Gary Martine

Personal information
- Full name: Gary Martine
- Born: 26 October 1959 (age 66) Merewether, Newcastle, New South Wales, Australia

Playing information
- Position: Lock, Five-eighth, Second-row
Club
| Years | Team | Pld | T | G | FG | P |
| 1982–83 | Parramatta Eels | 18 | 1 | 0 | 0 | 4 |
- Source:

= Gary Martine =

Australian rugby league footballer

Gary Martine is an Australian rugby league footballer who played in the 1980s. He played for the Parramatta Eels in the New South Wales Rugby League (NSWRL) competition.

==Playing career==
Martine made his first grade debut in round 2 1982 against the St. George Dragons. Martine went on to play in 8 games during the 1982 season including the 1982 NSWRL grand final against Manly. Martine played from the bench as Parramatta defeated Manly 21–8 to win their second straight premiership.

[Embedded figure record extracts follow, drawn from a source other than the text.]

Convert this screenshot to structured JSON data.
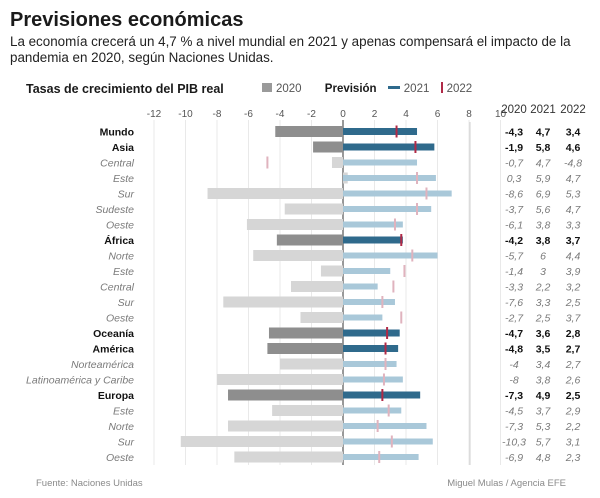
{
  "title": "Previsiones económicas",
  "subtitle": "La economía crecerá un 4,7 % a nivel mundial en 2021 y apenas compensará el impacto de la pandemia en 2020, según Naciones Unidas.",
  "source": "Fuente: Naciones Unidas",
  "credit": "Miguel Mulas / Agencia EFE",
  "legend": {
    "s2020": "2020",
    "prevision": "Previsión",
    "s2021": "2021",
    "s2022": "2022"
  },
  "colors": {
    "bar_2020_bold": "#8e8e8e",
    "bar_2020_light": "#d6d6d6",
    "bar_2021_bold": "#2f6a8c",
    "bar_2021_light": "#a9c8d9",
    "marker_2022_bold": "#b02a47",
    "marker_2022_light": "#e0b3be"
  },
  "chart_data": {
    "type": "bar",
    "title": "Tasas de crecimiento del PIB real",
    "orientation": "horizontal",
    "xlim": [
      -12,
      12
    ],
    "x_ticks": [
      -12,
      -10,
      -8,
      -6,
      -4,
      -2,
      0,
      2,
      4,
      6,
      8,
      10
    ],
    "x_tick_labels": [
      "-12",
      "-10",
      "-8",
      "-6",
      "-4",
      "-2",
      "0",
      "2",
      "4",
      "6",
      "8",
      "10"
    ],
    "grid": true,
    "legend_position": "top",
    "table_headers": [
      "2020",
      "2021",
      "2022"
    ],
    "categories": [
      "Mundo",
      "Asia",
      "Central",
      "Este",
      "Sur",
      "Sudeste",
      "Oeste",
      "África",
      "Norte",
      "Este",
      "Central",
      "Sur",
      "Oeste",
      "Oceanía",
      "América",
      "Norteamérica",
      "Latinoamérica y Caribe",
      "Europa",
      "Este",
      "Norte",
      "Sur",
      "Oeste"
    ],
    "bold": [
      true,
      true,
      false,
      false,
      false,
      false,
      false,
      true,
      false,
      false,
      false,
      false,
      false,
      true,
      true,
      false,
      false,
      true,
      false,
      false,
      false,
      false
    ],
    "series": [
      {
        "name": "2020",
        "values": [
          -4.3,
          -1.9,
          -0.7,
          0.3,
          -8.6,
          -3.7,
          -6.1,
          -4.2,
          -5.7,
          -1.4,
          -3.3,
          -7.6,
          -2.7,
          -4.7,
          -4.8,
          -4,
          -8,
          -7.3,
          -4.5,
          -7.3,
          -10.3,
          -6.9
        ],
        "labels": [
          "-4,3",
          "-1,9",
          "-0,7",
          "0,3",
          "-8,6",
          "-3,7",
          "-6,1",
          "-4,2",
          "-5,7",
          "-1,4",
          "-3,3",
          "-7,6",
          "-2,7",
          "-4,7",
          "-4,8",
          "-4",
          "-8",
          "-7,3",
          "-4,5",
          "-7,3",
          "-10,3",
          "-6,9"
        ]
      },
      {
        "name": "2021",
        "values": [
          4.7,
          5.8,
          4.7,
          5.9,
          6.9,
          5.6,
          3.8,
          3.8,
          6,
          3,
          2.2,
          3.3,
          2.5,
          3.6,
          3.5,
          3.4,
          3.8,
          4.9,
          3.7,
          5.3,
          5.7,
          4.8
        ],
        "labels": [
          "4,7",
          "5,8",
          "4,7",
          "5,9",
          "6,9",
          "5,6",
          "3,8",
          "3,8",
          "6",
          "3",
          "2,2",
          "3,3",
          "2,5",
          "3,6",
          "3,5",
          "3,4",
          "3,8",
          "4,9",
          "3,7",
          "5,3",
          "5,7",
          "4,8"
        ]
      },
      {
        "name": "2022",
        "values": [
          3.4,
          4.6,
          -4.8,
          4.7,
          5.3,
          4.7,
          3.3,
          3.7,
          4.4,
          3.9,
          3.2,
          2.5,
          3.7,
          2.8,
          2.7,
          2.7,
          2.6,
          2.5,
          2.9,
          2.2,
          3.1,
          2.3
        ],
        "labels": [
          "3,4",
          "4,6",
          "-4,8",
          "4,7",
          "5,3",
          "4,7",
          "3,3",
          "3,7",
          "4,4",
          "3,9",
          "3,2",
          "2,5",
          "3,7",
          "2,8",
          "2,7",
          "2,7",
          "2,6",
          "2,5",
          "2,9",
          "2,2",
          "3,1",
          "2,3"
        ]
      }
    ]
  }
}
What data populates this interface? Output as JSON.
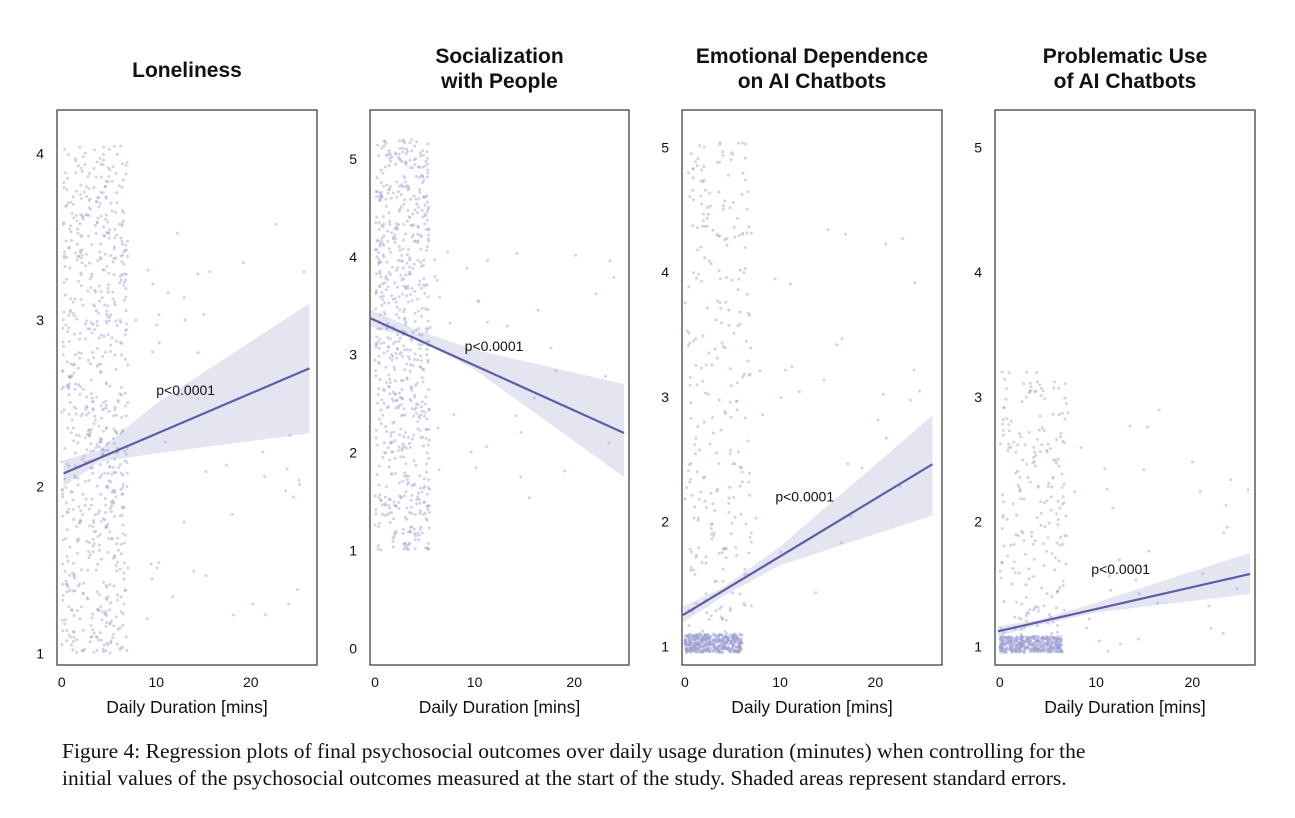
{
  "chart_data": [
    {
      "type": "scatter",
      "title": "Loneliness",
      "xlabel": "Daily Duration [mins]",
      "ylabel": "",
      "xlim": [
        -0.5,
        27
      ],
      "ylim": [
        0.93,
        4.26
      ],
      "xticks": [
        "0",
        "10",
        "20"
      ],
      "yticks": [
        "1",
        "2",
        "3",
        "4"
      ],
      "grid": false,
      "annotation": {
        "text": "p<0.0001",
        "x": 10,
        "y": 2.55
      },
      "regression": {
        "x": [
          0.2,
          26.2
        ],
        "y": [
          2.08,
          2.71
        ]
      },
      "se_band": [
        [
          0.2,
          2.0,
          2.16
        ],
        [
          4,
          2.15,
          2.22
        ],
        [
          10,
          2.2,
          2.5
        ],
        [
          26.2,
          2.32,
          3.1
        ]
      ],
      "scatter": {
        "n_main": 750,
        "main_x": [
          0,
          7
        ],
        "main_y": [
          1,
          4.05
        ],
        "n_sparse": 45,
        "sparse_x": [
          7,
          26
        ],
        "sparse_y": [
          1.2,
          3.6
        ],
        "dense_band": null
      }
    },
    {
      "type": "scatter",
      "title": "Socialization\nwith People",
      "xlabel": "Daily Duration [mins]",
      "ylabel": "",
      "xlim": [
        -0.5,
        25.5
      ],
      "ylim": [
        -0.17,
        5.5
      ],
      "xticks": [
        "0",
        "10",
        "20"
      ],
      "yticks": [
        "0",
        "1",
        "2",
        "3",
        "4",
        "5"
      ],
      "grid": false,
      "annotation": {
        "text": "p<0.0001",
        "x": 9,
        "y": 3.04
      },
      "regression": {
        "x": [
          -0.4,
          25
        ],
        "y": [
          3.37,
          2.2
        ]
      },
      "se_band": [
        [
          -0.4,
          3.28,
          3.46
        ],
        [
          4,
          3.17,
          3.26
        ],
        [
          10,
          2.85,
          3.05
        ],
        [
          25,
          1.75,
          2.7
        ]
      ],
      "scatter": {
        "n_main": 700,
        "main_x": [
          0,
          5.5
        ],
        "main_y": [
          1,
          5.2
        ],
        "n_sparse": 35,
        "sparse_x": [
          5.5,
          25
        ],
        "sparse_y": [
          1.5,
          4.2
        ],
        "dense_band": null
      }
    },
    {
      "type": "scatter",
      "title": "Emotional Dependence\non AI Chatbots",
      "xlabel": "Daily Duration [mins]",
      "ylabel": "",
      "xlim": [
        -0.3,
        27
      ],
      "ylim": [
        0.85,
        5.3
      ],
      "xticks": [
        "0",
        "10",
        "20"
      ],
      "yticks": [
        "1",
        "2",
        "3",
        "4",
        "5"
      ],
      "grid": false,
      "annotation": {
        "text": "p<0.0001",
        "x": 9.5,
        "y": 2.16
      },
      "regression": {
        "x": [
          -0.2,
          26
        ],
        "y": [
          1.25,
          2.46
        ]
      },
      "se_band": [
        [
          -0.2,
          1.19,
          1.32
        ],
        [
          4,
          1.4,
          1.47
        ],
        [
          10,
          1.65,
          1.8
        ],
        [
          26,
          2.05,
          2.85
        ]
      ],
      "scatter": {
        "n_main": 280,
        "main_x": [
          0,
          7
        ],
        "main_y": [
          1.1,
          5.05
        ],
        "n_sparse": 30,
        "sparse_x": [
          7,
          26
        ],
        "sparse_y": [
          0.95,
          4.4
        ],
        "dense_band": {
          "n": 450,
          "x": [
            0,
            6
          ],
          "y": [
            0.95,
            1.1
          ]
        }
      }
    },
    {
      "type": "scatter",
      "title": "Problematic Use\nof AI Chatbots",
      "xlabel": "Daily Duration [mins]",
      "ylabel": "",
      "xlim": [
        -0.5,
        26.5
      ],
      "ylim": [
        0.85,
        5.3
      ],
      "xticks": [
        "0",
        "10",
        "20"
      ],
      "yticks": [
        "1",
        "2",
        "3",
        "4",
        "5"
      ],
      "grid": false,
      "annotation": {
        "text": "p<0.0001",
        "x": 9.5,
        "y": 1.58
      },
      "regression": {
        "x": [
          -0.2,
          26
        ],
        "y": [
          1.12,
          1.58
        ]
      },
      "se_band": [
        [
          -0.2,
          1.08,
          1.16
        ],
        [
          4,
          1.17,
          1.21
        ],
        [
          10,
          1.27,
          1.35
        ],
        [
          26,
          1.42,
          1.75
        ]
      ],
      "scatter": {
        "n_main": 220,
        "main_x": [
          0,
          7
        ],
        "main_y": [
          1.05,
          3.2
        ],
        "n_sparse": 40,
        "sparse_x": [
          6,
          26
        ],
        "sparse_y": [
          0.95,
          2.9
        ],
        "dense_band": {
          "n": 420,
          "x": [
            0,
            6.5
          ],
          "y": [
            0.95,
            1.08
          ]
        }
      }
    }
  ],
  "caption": {
    "line1": "Figure 4: Regression plots of final psychosocial outcomes over daily usage duration (minutes) when controlling for the",
    "line2": "initial values of the psychosocial outcomes measured at the start of the study. Shaded areas represent standard errors."
  },
  "colors": {
    "line": "#5b5ea6",
    "band": "#e4e5f0",
    "point": "#9c9ed0",
    "frame": "#333333"
  }
}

In 1983, Martine played ten games for the club including the 1983 NSWRL grand final. Martine was again selected to play from the bench by coach Jack Gibson. Parramatta would go on to defeat Manly 18–6 in the final winning their third straight premiership 18–6. As of the 2022 season, no team has won three premierships in a row since. The grand final victory was also Martine's last game for the club.